Antony a souligné que cette affaire est relativement unique, car elle repose sur des enjeux de personnalité et de contrôle des technologies. Anthropic et OpenAI, tout en adoptant des positions publiques similaires en faveur de restrictions d’utilisation, ont montré des tensions internes, notamment entre leurs dirigeants respectifs. La rivalité entre le CEO d’Anthropic et Emil Michael, responsable technologique pour le Département de la Défense, contribue à complexifier cette crise. La situation est exacerbée par le fait que le Pentagone aurait tenté de modifier les termes d’un contrat existant, une démarche peu courante dans le secteur public.

Les retombées immédiates ont été significatives : après l’annonce d’OpenAI, les uninstallations de ChatGPT ont augmenté de 295 %. Cela illustre une anxiété croissante chez les utilisateurs quant à l’implication des géants de l’IA dans la défense nationale.
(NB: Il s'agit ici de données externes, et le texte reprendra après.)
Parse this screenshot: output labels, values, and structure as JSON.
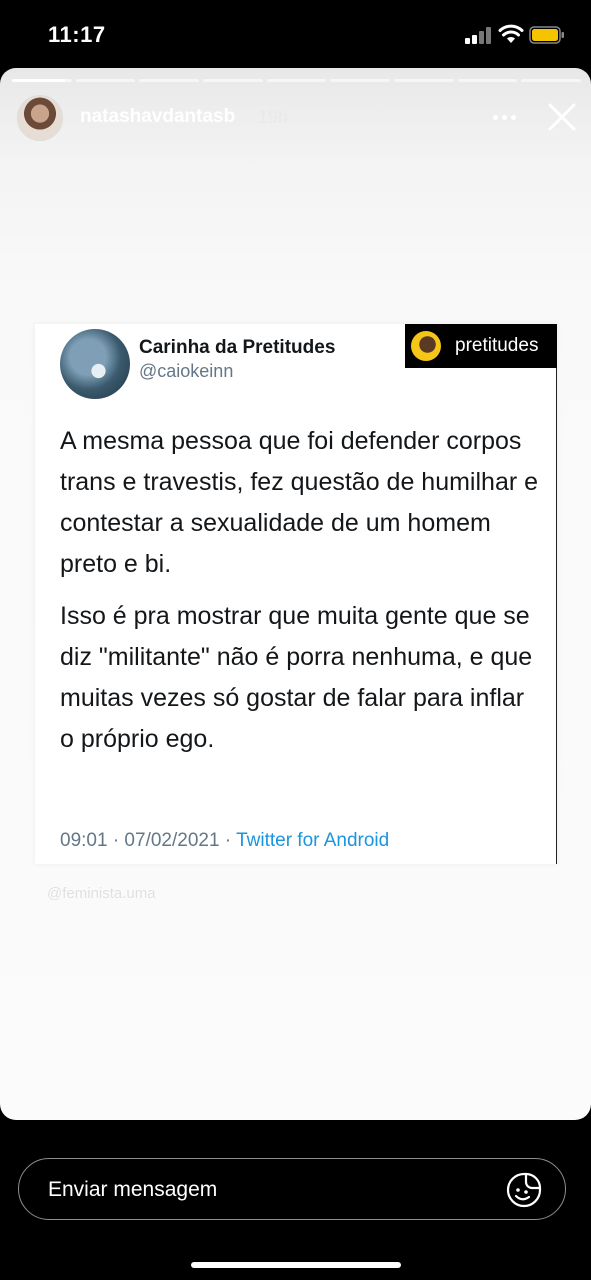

Cependant, l’enjeu central reste la volonté du Pentagone de réajuster ses contrats déjà signés, ce qui, selon certains experts, pourrait dissuader d’autres startups d’aller plus loin dans la collaboration avec des entités militaires. La pression politique et les enjeux éthiques liés à l’usage de l’IA dans des contextes létaux rendent la situation particulièrement préoccupante pour l’avenir.